Data quality in population-based cancer registration: an assessment of the Merseyside and Cheshire Cancer Registry

Abstract

Merseyside and Cheshire Cancer Registry (MCCR) data quality was assessed by applying literature-based measures to 27,942 cases diagnosed in 1990 and 1991. Registrations after death (n = 8535) were also audited (n = 917) to estimate death certificate only (DCO) case accuracy and the proportion of registrations notified by death certificate (DC).

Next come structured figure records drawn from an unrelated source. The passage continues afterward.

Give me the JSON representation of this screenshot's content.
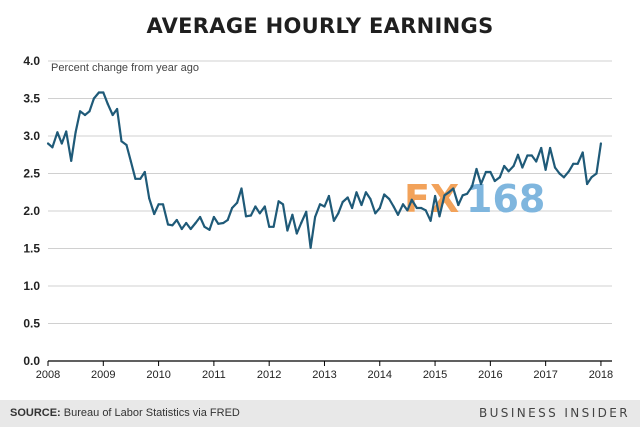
{
  "title": "AVERAGE HOURLY EARNINGS",
  "footer": {
    "source_label": "SOURCE:",
    "source_text": " Bureau of Labor Statistics via FRED",
    "brand": "BUSINESS INSIDER"
  },
  "watermark": {
    "prefix": "FX",
    "number": "168"
  },
  "colors": {
    "line": "#1f5a78",
    "grid": "#d0d0d0",
    "axis": "#000000"
  },
  "chart_data": {
    "type": "line",
    "title": "AVERAGE HOURLY EARNINGS",
    "annotation": "Percent change from year ago",
    "xlabel": "",
    "ylabel": "",
    "xlim": [
      2008,
      2018.2
    ],
    "ylim": [
      0,
      4
    ],
    "yticks": [
      0.0,
      0.5,
      1.0,
      1.5,
      2.0,
      2.5,
      3.0,
      3.5,
      4.0
    ],
    "ytick_labels": [
      "0.0",
      "0.5",
      "1.0",
      "1.5",
      "2.0",
      "2.5",
      "3.0",
      "3.5",
      "4.0"
    ],
    "xticks": [
      2008,
      2009,
      2010,
      2011,
      2012,
      2013,
      2014,
      2015,
      2016,
      2017,
      2018
    ],
    "xtick_labels": [
      "2008",
      "2009",
      "2010",
      "2011",
      "2012",
      "2013",
      "2014",
      "2015",
      "2016",
      "2017",
      "2018"
    ],
    "grid": true,
    "series": [
      {
        "x": [
          2008.0,
          2008.08,
          2008.17,
          2008.25,
          2008.33,
          2008.42,
          2008.5,
          2008.58,
          2008.67,
          2008.75,
          2008.83,
          2008.92,
          2009.0,
          2009.08,
          2009.17,
          2009.25,
          2009.33,
          2009.42,
          2009.5,
          2009.58,
          2009.67,
          2009.75,
          2009.83,
          2009.92,
          2010.0,
          2010.08,
          2010.17,
          2010.25,
          2010.33,
          2010.42,
          2010.5,
          2010.58,
          2010.67,
          2010.75,
          2010.83,
          2010.92,
          2011.0,
          2011.08,
          2011.17,
          2011.25,
          2011.33,
          2011.42,
          2011.5,
          2011.58,
          2011.67,
          2011.75,
          2011.83,
          2011.92,
          2012.0,
          2012.08,
          2012.17,
          2012.25,
          2012.33,
          2012.42,
          2012.5,
          2012.58,
          2012.67,
          2012.75,
          2012.83,
          2012.92,
          2013.0,
          2013.08,
          2013.17,
          2013.25,
          2013.33,
          2013.42,
          2013.5,
          2013.58,
          2013.67,
          2013.75,
          2013.83,
          2013.92,
          2014.0,
          2014.08,
          2014.17,
          2014.25,
          2014.33,
          2014.42,
          2014.5,
          2014.58,
          2014.67,
          2014.75,
          2014.83,
          2014.92,
          2015.0,
          2015.08,
          2015.17,
          2015.25,
          2015.33,
          2015.42,
          2015.5,
          2015.58,
          2015.67,
          2015.75,
          2015.83,
          2015.92,
          2016.0,
          2016.08,
          2016.17,
          2016.25,
          2016.33,
          2016.42,
          2016.5,
          2016.58,
          2016.67,
          2016.75,
          2016.83,
          2016.92,
          2017.0,
          2017.08,
          2017.17,
          2017.25,
          2017.33,
          2017.42,
          2017.5,
          2017.58,
          2017.67,
          2017.75,
          2017.83,
          2017.92,
          2018.0
        ],
        "y": [
          2.9,
          2.85,
          3.05,
          2.9,
          3.06,
          2.67,
          3.05,
          3.33,
          3.28,
          3.33,
          3.5,
          3.58,
          3.58,
          3.43,
          3.28,
          3.36,
          2.93,
          2.88,
          2.66,
          2.43,
          2.43,
          2.52,
          2.17,
          1.96,
          2.09,
          2.09,
          1.82,
          1.81,
          1.88,
          1.76,
          1.84,
          1.76,
          1.84,
          1.92,
          1.79,
          1.75,
          1.92,
          1.83,
          1.84,
          1.88,
          2.04,
          2.11,
          2.3,
          1.93,
          1.94,
          2.06,
          1.97,
          2.06,
          1.79,
          1.79,
          2.13,
          2.09,
          1.74,
          1.95,
          1.7,
          1.84,
          1.99,
          1.51,
          1.92,
          2.09,
          2.06,
          2.2,
          1.87,
          1.97,
          2.12,
          2.18,
          2.04,
          2.25,
          2.08,
          2.25,
          2.16,
          1.97,
          2.04,
          2.22,
          2.16,
          2.06,
          1.95,
          2.09,
          2.01,
          2.15,
          2.04,
          2.04,
          2.01,
          1.87,
          2.2,
          1.93,
          2.21,
          2.25,
          2.3,
          2.08,
          2.21,
          2.23,
          2.33,
          2.56,
          2.36,
          2.52,
          2.52,
          2.4,
          2.45,
          2.6,
          2.53,
          2.6,
          2.75,
          2.58,
          2.74,
          2.74,
          2.66,
          2.84,
          2.55,
          2.84,
          2.58,
          2.5,
          2.45,
          2.53,
          2.63,
          2.63,
          2.78,
          2.36,
          2.45,
          2.5,
          2.9
        ]
      }
    ]
  }
}
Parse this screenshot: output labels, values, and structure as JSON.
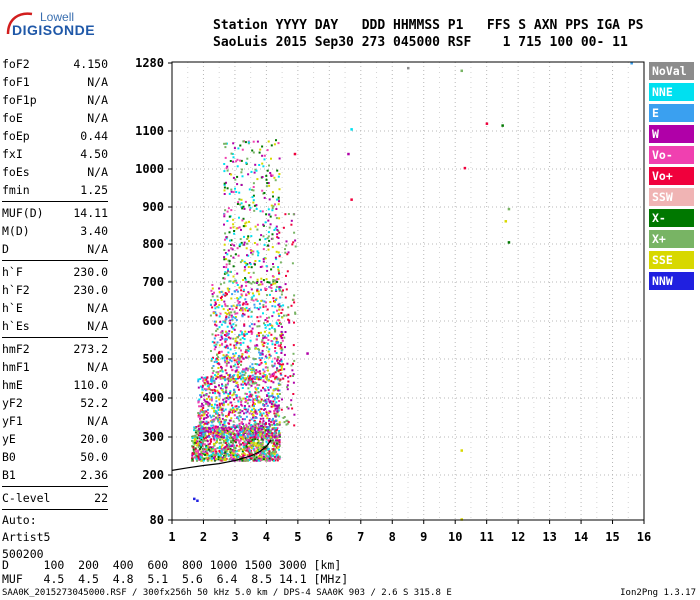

Ascertainment appeared to be high from the registration/mortality ratio for lung [1.01:1] and to be low from capture-recapture estimates (59.4%), varying significantly with site from oesophagus [92.2% (95% CI 88.5-95.9)] to breast [47.5 (95% CI 41.8-53.2)]. The estimated DC-dependent proportion was 20% (5601 out of 27 942) with successful traceback in 3533 out of 5601 (63.1%) cases. DCO flagging (2497 out of 27,942, 8.9%) overestimated true DCO cases (2068 out of 27,942, 7.4%). The proportion of cases of unknown primary site was low (1.5%), varying significantly with age [0-4.2%, (95% CI 2.5-5.9)] and district [0.8% (95% CI 0.3-1.3) to 2.2% (95% CI 1.8-2.6)]. The median diagnosis to registration interval appeared to be good (10 weeks), varying significantly with site (P < 0.0001), age (P < 0.0001) and district (P < 0.0001). The proportion with a verified diagnosis was 77.3%, varying significantly with site [lung 55.2% (95% CI 53.7-56.7) to cervix 96.9% (95% CI 96.3-97.5)], age [45.2% (95% CI 40.9-49.5) to 97.5% (95% CI 96.4-98.6)] and district [71.8% (95% CI 69.9-73.8) to 82.5% (95% CI 80.7-84.3)]. The DCO percentages varied similarly by site [non-melanoma skin 0.4% (95% CI 0.2-0.6) to lung 22.6% CI (95% 19.9-25.3)], age [0.7(95% CI 0.1-1.4) to 23.0 (95% CI 19.4-26.6)] and district [6.9% (95% CI 5.7-8.1) to 13.9% (95% CI 12.9-15.0)]. MCCR data quality varied with age, site and district - inviting action - and apparently compares favourably with elsewhere, although deficiencies in published data hampered definitive assessment. Putting quality assurance into practice identified shortcomings in the scope, definition and application of existing measures, and absent standards impeded interpretation. Cancer registry quality assurance should henceforward be within an explicit framework of agreed and standardized measures.